Carbon Monoxide Poisoning

Basics

Description

Carbon monoxide (CO) is an odorless, tasteless, colorless gas produced during the incomplete combustion of carbon-based compounds. If inhaled, CO may cause nonspecific symptoms and is potentially fatal (1).

  • CO inhalation leads to displacement of oxygen (O2) from binding sites on hemoglobin to form carboxyhemoglobin (COHb). The formation of COHb leads to tissue hypoxia from decreased O2 carrying capacity and a left shift of the oxyhemoglobin dissociation curve (resulting in less O2 delivery to a tissue at a given arterial O2 pressure). CO binds to mitochondrial cytochrome oxidase, impairing adenosine triphosphate (ATP) production. It also binds to myoglobin, resulting in decreased contractility and vascular smooth muscle relaxation.

Pregnancy Considerations
Tissue hypoxia, due to CO poisoning, may cause significant fetal abnormalities because CO has a stronger affinity and a longer half-life when bound to fetal hemoglobin. The fetus is, therefore, susceptible to adverse outcomes even if the mother is unaffected.

Epidemiology

Incidence

  • CO poisoning is the third leading cause of poisoning death in the United States. There were 481 deaths in 2020, a decrease of 8% from 2019.
  • Accounts for 50,000 ER visits annually (16 cases per 100,000 population); 1–3% are fatal.
  • Approximately 15,000 intentional poisoning occur per year, accounting for 2/3 reported deaths (10-fold higher than unintentional poisonings); results in approximately 1,200 to 1,600 deaths a year in the United States due to fire and non–fire-related poisoning.
  • Vague symptoms may cause patients to not seek care, leading to underdiagnosis.
  • May have concurrent co-exposures such as cyanide poisoning or intoxicants.

Prevalence

  • More prevalent during the winter months in areas with colder climate.
  • Occupational exposure to methylene chloride, found in industrial solvents such as paint remover, is metabolized to CO in the liver and can result in exposure and toxicity.

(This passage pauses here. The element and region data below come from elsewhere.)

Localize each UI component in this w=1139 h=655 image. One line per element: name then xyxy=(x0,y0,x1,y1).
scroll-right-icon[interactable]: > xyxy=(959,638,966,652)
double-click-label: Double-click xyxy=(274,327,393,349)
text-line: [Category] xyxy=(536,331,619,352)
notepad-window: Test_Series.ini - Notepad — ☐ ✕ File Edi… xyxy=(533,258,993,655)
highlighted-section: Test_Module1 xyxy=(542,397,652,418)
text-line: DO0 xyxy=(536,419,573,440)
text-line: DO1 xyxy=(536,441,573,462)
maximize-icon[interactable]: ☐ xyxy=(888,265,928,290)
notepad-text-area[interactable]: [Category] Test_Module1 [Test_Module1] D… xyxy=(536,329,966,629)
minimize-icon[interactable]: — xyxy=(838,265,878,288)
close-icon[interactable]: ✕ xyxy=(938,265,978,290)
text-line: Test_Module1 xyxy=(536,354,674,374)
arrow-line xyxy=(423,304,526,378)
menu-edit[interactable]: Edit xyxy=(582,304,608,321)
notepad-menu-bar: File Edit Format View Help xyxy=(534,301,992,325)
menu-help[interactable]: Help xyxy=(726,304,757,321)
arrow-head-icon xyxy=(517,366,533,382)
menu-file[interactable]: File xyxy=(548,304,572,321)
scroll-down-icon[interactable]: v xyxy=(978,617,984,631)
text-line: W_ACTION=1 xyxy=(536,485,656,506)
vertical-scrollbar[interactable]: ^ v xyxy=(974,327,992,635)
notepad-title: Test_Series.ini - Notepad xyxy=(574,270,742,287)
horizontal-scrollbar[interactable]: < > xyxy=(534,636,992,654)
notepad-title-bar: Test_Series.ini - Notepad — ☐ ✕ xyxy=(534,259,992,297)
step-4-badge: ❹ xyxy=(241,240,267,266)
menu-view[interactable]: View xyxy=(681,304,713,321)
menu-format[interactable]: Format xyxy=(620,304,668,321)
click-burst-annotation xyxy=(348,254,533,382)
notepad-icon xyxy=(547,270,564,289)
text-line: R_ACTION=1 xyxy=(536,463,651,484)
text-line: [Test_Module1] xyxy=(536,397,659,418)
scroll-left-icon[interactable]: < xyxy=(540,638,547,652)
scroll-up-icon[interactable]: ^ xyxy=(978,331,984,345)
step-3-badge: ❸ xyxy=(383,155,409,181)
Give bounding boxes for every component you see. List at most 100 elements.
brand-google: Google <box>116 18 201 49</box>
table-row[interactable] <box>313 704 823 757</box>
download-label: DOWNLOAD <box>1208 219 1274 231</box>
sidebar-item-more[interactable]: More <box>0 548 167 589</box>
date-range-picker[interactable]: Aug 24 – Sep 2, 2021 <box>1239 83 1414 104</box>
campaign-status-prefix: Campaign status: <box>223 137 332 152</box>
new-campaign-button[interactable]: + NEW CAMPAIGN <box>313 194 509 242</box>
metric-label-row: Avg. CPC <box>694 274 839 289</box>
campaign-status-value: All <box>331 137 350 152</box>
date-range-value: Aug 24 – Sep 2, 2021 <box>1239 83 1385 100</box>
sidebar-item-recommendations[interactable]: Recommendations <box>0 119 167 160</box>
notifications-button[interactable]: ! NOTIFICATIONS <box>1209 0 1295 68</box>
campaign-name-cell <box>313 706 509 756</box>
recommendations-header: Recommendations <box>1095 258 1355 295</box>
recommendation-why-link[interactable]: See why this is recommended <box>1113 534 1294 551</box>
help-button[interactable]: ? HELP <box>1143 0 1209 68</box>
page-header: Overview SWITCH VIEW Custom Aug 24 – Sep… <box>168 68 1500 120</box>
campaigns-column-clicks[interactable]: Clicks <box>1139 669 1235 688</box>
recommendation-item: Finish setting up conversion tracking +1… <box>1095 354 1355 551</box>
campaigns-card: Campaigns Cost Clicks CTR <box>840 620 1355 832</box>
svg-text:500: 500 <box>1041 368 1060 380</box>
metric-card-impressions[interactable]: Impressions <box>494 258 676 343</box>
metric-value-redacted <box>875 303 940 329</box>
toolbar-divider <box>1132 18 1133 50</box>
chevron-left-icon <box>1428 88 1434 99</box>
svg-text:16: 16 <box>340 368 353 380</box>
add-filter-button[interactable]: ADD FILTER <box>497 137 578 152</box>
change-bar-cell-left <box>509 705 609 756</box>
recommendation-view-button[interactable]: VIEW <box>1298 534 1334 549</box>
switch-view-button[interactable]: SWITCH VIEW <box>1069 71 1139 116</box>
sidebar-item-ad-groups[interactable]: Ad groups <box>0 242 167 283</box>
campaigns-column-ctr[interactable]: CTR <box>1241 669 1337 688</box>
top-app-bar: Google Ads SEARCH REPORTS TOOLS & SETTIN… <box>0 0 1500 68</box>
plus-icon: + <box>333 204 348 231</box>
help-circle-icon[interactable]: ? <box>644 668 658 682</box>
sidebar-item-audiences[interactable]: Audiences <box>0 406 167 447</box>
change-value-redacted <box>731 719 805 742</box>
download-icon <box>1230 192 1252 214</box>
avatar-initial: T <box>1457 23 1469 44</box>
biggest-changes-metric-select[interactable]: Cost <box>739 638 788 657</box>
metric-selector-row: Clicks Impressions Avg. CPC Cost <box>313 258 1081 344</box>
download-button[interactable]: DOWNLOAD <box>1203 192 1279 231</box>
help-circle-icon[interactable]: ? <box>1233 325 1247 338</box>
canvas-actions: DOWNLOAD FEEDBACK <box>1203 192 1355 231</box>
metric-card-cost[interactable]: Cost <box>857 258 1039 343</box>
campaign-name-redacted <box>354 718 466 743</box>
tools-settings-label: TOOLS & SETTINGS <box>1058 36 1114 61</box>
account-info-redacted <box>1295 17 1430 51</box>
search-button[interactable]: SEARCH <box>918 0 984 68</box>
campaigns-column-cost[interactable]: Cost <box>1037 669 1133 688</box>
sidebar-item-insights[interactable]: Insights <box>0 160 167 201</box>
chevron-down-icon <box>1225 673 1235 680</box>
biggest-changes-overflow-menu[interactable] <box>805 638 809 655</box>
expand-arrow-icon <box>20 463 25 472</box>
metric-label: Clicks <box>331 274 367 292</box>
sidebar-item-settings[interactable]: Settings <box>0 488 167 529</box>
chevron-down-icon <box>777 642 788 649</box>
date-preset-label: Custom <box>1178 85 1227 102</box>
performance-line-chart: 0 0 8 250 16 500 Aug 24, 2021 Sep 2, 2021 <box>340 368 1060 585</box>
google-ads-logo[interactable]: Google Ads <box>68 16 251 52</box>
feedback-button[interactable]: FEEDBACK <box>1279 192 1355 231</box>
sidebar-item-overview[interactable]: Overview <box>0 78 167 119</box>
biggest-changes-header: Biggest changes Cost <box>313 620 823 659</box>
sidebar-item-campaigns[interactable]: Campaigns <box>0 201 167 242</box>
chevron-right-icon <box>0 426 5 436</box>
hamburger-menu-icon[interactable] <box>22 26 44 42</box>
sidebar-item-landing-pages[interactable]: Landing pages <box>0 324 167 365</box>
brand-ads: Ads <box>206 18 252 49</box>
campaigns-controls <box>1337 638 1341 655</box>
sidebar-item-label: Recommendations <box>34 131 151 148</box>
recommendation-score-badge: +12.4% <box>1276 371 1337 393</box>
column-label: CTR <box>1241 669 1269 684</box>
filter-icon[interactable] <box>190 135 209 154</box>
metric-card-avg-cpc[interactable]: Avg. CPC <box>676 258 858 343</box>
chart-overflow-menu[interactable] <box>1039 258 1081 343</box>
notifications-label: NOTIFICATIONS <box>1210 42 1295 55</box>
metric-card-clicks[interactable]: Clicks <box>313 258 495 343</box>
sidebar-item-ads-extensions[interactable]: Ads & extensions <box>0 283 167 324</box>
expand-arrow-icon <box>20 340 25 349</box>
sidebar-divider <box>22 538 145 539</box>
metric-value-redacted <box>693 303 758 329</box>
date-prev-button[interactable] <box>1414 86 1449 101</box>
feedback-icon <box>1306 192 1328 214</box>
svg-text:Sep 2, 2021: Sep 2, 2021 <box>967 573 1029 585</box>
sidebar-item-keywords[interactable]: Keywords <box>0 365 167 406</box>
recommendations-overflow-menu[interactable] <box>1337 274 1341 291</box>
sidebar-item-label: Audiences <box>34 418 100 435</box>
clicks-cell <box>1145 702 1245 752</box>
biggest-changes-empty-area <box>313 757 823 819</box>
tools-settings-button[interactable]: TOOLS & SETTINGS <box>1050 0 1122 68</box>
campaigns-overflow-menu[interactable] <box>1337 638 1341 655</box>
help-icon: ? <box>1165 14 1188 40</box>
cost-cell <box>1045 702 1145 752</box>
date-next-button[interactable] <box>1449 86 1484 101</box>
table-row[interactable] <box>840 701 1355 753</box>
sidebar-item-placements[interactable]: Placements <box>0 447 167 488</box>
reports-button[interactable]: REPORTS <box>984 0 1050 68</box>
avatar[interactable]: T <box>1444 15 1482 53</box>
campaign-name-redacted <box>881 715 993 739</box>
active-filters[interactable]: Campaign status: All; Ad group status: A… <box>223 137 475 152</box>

Etiology and Pathophysiology

  • CO is rapidly absorbed through the lungs, binding hemoglobin with 210 to 240 times the affinity of O2. This stabilizes hemoglobin in the relaxed high affinity state (R state), reducing O2-carrying capacity and delivery, leading to left shift of the oxyhemoglobin dissociation curve. CO inactivates cytochrome oxidase. This leads to decreased ATP production, especially in tissues with high metabolic demands (brain, heart). The electron transport chain continues, generating superoxide radicals, leading to further damage.
  • CO displaces nitric oxide (NO) from platelets, leading to platelet activation and aggregation. Oxidative stress, lipid peroxidation, and apoptosis are additional effects. NO also causes vasodilation and profound hypotension.
  • Mitochondrial dysfunction and hypoxia leads to myocardial stunning and injury. Proteases released from neutrophil degranulation interact with xanthine hydrogenase forming xanthine oxidase. This inhibits endogenous defense against oxidative stress.
  • CO also initiates an inflammatory cascade that can lead to oxidative degradation of nervous system lipids and delayed neurologic damage.

Risk Factors

  • Alcohol and tobacco use
  • Patients with severe COPD regardless of current tobacco smoke exposure; closed or improperly ventilated spaces
  • Fires and fire-related injuries; high-risk vocations: coal miners, auto mechanics, paint stripping, work in the solvent industry; exposure to exhaust from motor vehicles, faulty furnaces, stoves, generator use (power outages and storms), and other fuel burning devices

General Prevention

  • Appropriate ventilation around fuel-burning devices; installation of in-home CO monitors or alarms
  • Postexposure determination of CO source to limit future exposures, eliminate source, and initiate treatment
  • Public policy to ensure building code safety; limiting occupational exposures for those who work with automobiles, paint, solvents, or mines

Commonly Associated Conditions

  • CO and cyanide poisoning often occur simultaneously after smoke inhalation and have synergistic effects.
  • Intentional poisoning often occurs in the context of coingestion of other substances (~40%).
  • Up to 50–75% of fire-related injuries have a component of CO poisoning.